I was listening to a discussion on Minnesota Public Radio this morning asking this question: “What books would you take to a deserted island?” The usual answers came in: Moby Dick, Pride and Prejudice, The Great Gatsby, etc. I rolled my eyes, despite the fact that no one was around to witness my ocular sarcasm.
I love to read. I am reading constantly. But I have a peculiar aversion to things that a lot of other people like. If something is on a bestseller list or labelled a “classic”, it automatically falls to the bottom of the wish list for me. I will read it. Eventually. Maybe. Not ever.
I know more about books than I’ve actually read in full. I’ve never made it through Moby Dick or War and Peace and here it is, folks: I’m not a fan of Austen. Doff your hankies and pummel me with your pre-Victorian disgust. I can take it. I read weird, unrelated genres. I find random books that I have to get through inter-library loan because nobody wants to read them unless they’re doing research.
I am generally reading 5-6 books at a time, picking them up depending on mood, amount of time, ability to focus, etc. This is the current stack of books on my reading table:
- The Death and Return of the Author: Criticism and Subjectivity in Barthes, Foucault and Derrida by Sean Burke
- Moscow but Dreaming by Ekaterina Sedia, a collection of Science Fiction short stories
- Why We Write: 20 Acclaimed Authors on How and Why They Do What They Do, Edited by Meredith Maran
- Into the Garden with Charles by Clyde Phillip Wachsberger
- The Wisdom of Compassion by the Dalai Lama and Victor Chan
- Five Decades: Poems 1925-1970 by Pablo Neruda
This pile reflects how busy I’ve been lately – everything is digestible in small bites. When life slows down, I have more fiction, full length novels in the stack. When I’m in need of inspiration, I have random poetry books to read. I am especially fond of Neruda, Wordsworth, Auden and Tagore.

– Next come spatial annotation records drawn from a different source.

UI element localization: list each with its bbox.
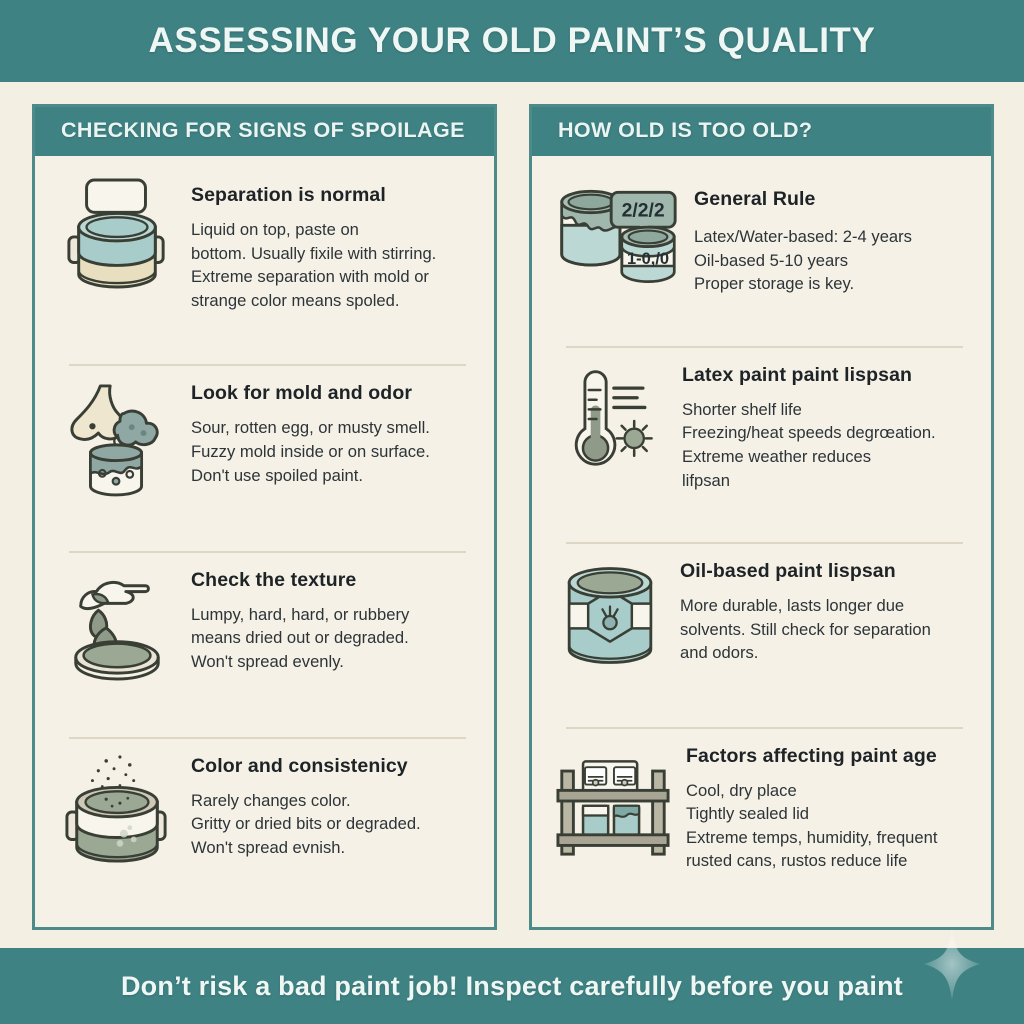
body-line: Tightly sealed lid: [686, 802, 969, 826]
column-checking-for-signs-of-spoilage: CHECKING FOR SIGNS OF SPOILAGE: [32, 104, 497, 930]
list-item-body: Lumpy, hard, hard, or rubbery means drie…: [191, 603, 472, 674]
open-can-gritty-paint-icon: [57, 751, 177, 871]
infographic-page: ASSESSING YOUR OLD PAINT’S QUALITY CHECK…: [0, 0, 1024, 1024]
list-item-body: Shorter shelf life Freezing/heat speeds …: [682, 398, 969, 492]
body-line: and odors.: [680, 641, 969, 665]
thermometer-sun-icon: [554, 360, 668, 480]
list-item-text: Separation is normal Liquid on top, past…: [191, 174, 472, 312]
list-item-title: Separation is normal: [191, 184, 472, 207]
body-line: Extreme separation with mold or: [191, 265, 472, 289]
oil-paint-drum-icon: [554, 556, 666, 676]
body-line: Won't spread evnish.: [191, 836, 472, 860]
list-item-text: Oil-based paint lispsan More durable, la…: [680, 556, 969, 665]
body-line: Sour, rotten egg, or musty smell.: [191, 416, 472, 440]
body-line: More durable, lasts longer due: [680, 594, 969, 618]
list-item: Oil-based paint lispsan More durable, la…: [548, 542, 973, 726]
list-item-title: Latex paint paint lispsan: [682, 364, 969, 387]
page-title: ASSESSING YOUR OLD PAINT’S QUALITY: [149, 21, 876, 61]
body-line: rusted cans, rustos reduce life: [686, 849, 969, 873]
column-header-label: CHECKING FOR SIGNS OF SPOILAGE: [61, 118, 494, 143]
paint-can-separation-icon: [57, 174, 177, 294]
footer-tagline: Don’t risk a bad paint job! Inspect care…: [121, 971, 903, 1002]
list-item-body: More durable, lasts longer due solvents.…: [680, 594, 969, 665]
body-line: Rarely changes color.: [191, 789, 472, 813]
bubble-date-label: 2/2/2: [622, 200, 665, 222]
list-item-body: Sour, rotten egg, or musty smell. Fuzzy …: [191, 416, 472, 487]
body-line: Liquid on top, paste on: [191, 218, 472, 242]
body-line: Oil-based 5-10 years: [694, 249, 969, 273]
list-item-text: Latex paint paint lispsan Shorter shelf …: [682, 360, 969, 492]
list-item-body: Latex/Water-based: 2-4 years Oil-based 5…: [694, 225, 969, 296]
list-item-text: Factors affecting paint age Cool, dry pl…: [686, 741, 969, 873]
list-item: Latex paint paint lispsan Shorter shelf …: [548, 346, 973, 542]
list-item-title: Oil-based paint lispsan: [680, 560, 969, 583]
body-line: Gritty or dried bits or degraded.: [191, 812, 472, 836]
body-line: Freezing/heat speeds degrœation.: [682, 421, 969, 445]
nose-smelling-mold-can-icon: [57, 378, 177, 498]
column-header-right: HOW OLD IS TOO OLD?: [532, 107, 991, 156]
list-item: Factors affecting paint age Cool, dry pl…: [548, 727, 973, 923]
list-item: Color and consistenicy Rarely changes co…: [51, 737, 476, 923]
body-line: means dried out or degraded.: [191, 626, 472, 650]
list-item: Separation is normal Liquid on top, past…: [51, 160, 476, 364]
can-date-label: 1-0,/0: [627, 250, 669, 268]
body-line: Cool, dry place: [686, 779, 969, 803]
list-item-body: Liquid on top, paste on bottom. Usually …: [191, 218, 472, 312]
list-item-text: General Rule Latex/Water-based: 2-4 year…: [694, 174, 969, 296]
column-how-old-is-too-old: HOW OLD IS TOO OLD? 2/2/2: [529, 104, 994, 930]
body-line: solvents. Still check for separation: [680, 618, 969, 642]
hand-checking-texture-icon: [57, 565, 177, 685]
body-line: Fuzzy mold inside or on surface.: [191, 440, 472, 464]
two-paint-cans-dates-icon: 2/2/2 1-0,/0: [554, 174, 680, 294]
sparkle-icon: [924, 928, 980, 1000]
list-item-body: Cool, dry place Tightly sealed lid Extre…: [686, 779, 969, 873]
body-line: lifpsan: [682, 469, 969, 493]
body-line: Lumpy, hard, hard, or rubbery: [191, 603, 472, 627]
list-item-text: Check the texture Lumpy, hard, hard, or …: [191, 565, 472, 674]
list-item-text: Look for mold and odor Sour, rotten egg,…: [191, 378, 472, 487]
column-header-label: HOW OLD IS TOO OLD?: [558, 118, 991, 143]
body-line: bottom. Usually fixile with stirring.: [191, 242, 472, 266]
page-footer: Don’t risk a bad paint job! Inspect care…: [0, 948, 1024, 1024]
body-line: Extreme temps, humidity, frequent: [686, 826, 969, 850]
column-body-right: 2/2/2 1-0,/0 General Rule Latex/Water: [532, 156, 991, 927]
list-item-title: Color and consistenicy: [191, 755, 472, 778]
list-item-title: Look for mold and odor: [191, 382, 472, 405]
list-item-title: General Rule: [694, 188, 969, 211]
list-item: Look for mold and odor Sour, rotten egg,…: [51, 364, 476, 550]
body-line: Latex/Water-based: 2-4 years: [694, 225, 969, 249]
list-item-title: Factors affecting paint age: [686, 745, 969, 768]
body-line: Proper storage is key.: [694, 272, 969, 296]
page-header: ASSESSING YOUR OLD PAINT’S QUALITY: [0, 0, 1024, 82]
column-body-left: Separation is normal Liquid on top, past…: [35, 156, 494, 927]
columns-container: CHECKING FOR SIGNS OF SPOILAGE: [0, 82, 1024, 948]
list-item: Check the texture Lumpy, hard, hard, or …: [51, 551, 476, 737]
body-line: Extreme weather reduces: [682, 445, 969, 469]
body-line: strange color means spoled.: [191, 289, 472, 313]
storage-shelf-cans-icon: [554, 741, 672, 861]
column-header-left: CHECKING FOR SIGNS OF SPOILAGE: [35, 107, 494, 156]
list-item-body: Rarely changes color. Gritty or dried bi…: [191, 789, 472, 860]
list-item-title: Check the texture: [191, 569, 472, 592]
list-item: 2/2/2 1-0,/0 General Rule Latex/Water: [548, 160, 973, 346]
body-line: Don't use spoiled paint.: [191, 464, 472, 488]
list-item-text: Color and consistenicy Rarely changes co…: [191, 751, 472, 860]
body-line: Won't spread evenly.: [191, 650, 472, 674]
body-line: Shorter shelf life: [682, 398, 969, 422]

It makes me sound like a highbrow intellectual or a snobbish “indie reader”, but my reading habits are more about curiosity and discovery. What I read supports my interest or passion at the moment. Like Wikipedia links, one book leads to another and I follow the trail until I’m ready to move on to the next topic. Any subject you have an interest in is much fewer than six degrees of separation from something you’ve never explored.
This is the beauty of bookstores or libraries. I am on a literary safari, digging through the piles to find that gem that sparks interest, inspiration, ideas. I often wonder if I’m a truly a literary reader, especially when I hear people wax poetic about a book that they read over and over. I have some standby favorites that I promise to myself I’ll read again in my dotage. I probably won’t, though. There’s so much more I want to explore, experience and absorb – and so little time.
As a writer, I worry that I’m really missing the boat by not trudging through Joyce or Chaucer. I also worry that I know the plot lines and characters to a hundred times more books than I’ve actually read. I’m a walking Cliff’s Notes for popular literature, while I can frequently kill a conversation by making references to books no one has ever read. I am also the person who can gush on excitedly about a novel that fell off the bestseller list two decades ago. If nobody’s talking about it anymore, it’s my discovery. Even if it sounds like I just fell out of a time machine.
I am an indiscriminate reader – from cereal boxes to academic tomes on botany. If there is a new perspective, information, ideas, I’ll dive into obscure text. I’m not hip enough to adore Gaiman, intellectual enough to discuss Tocqueville or poetic enough to wade through artistic language without dozing off. Tell me a good story, teach me something, lead me to unexplored territory – this is what I look for when I want to read. It’s a book club of one, but I am rarely interrupted and I can always count on good snacks.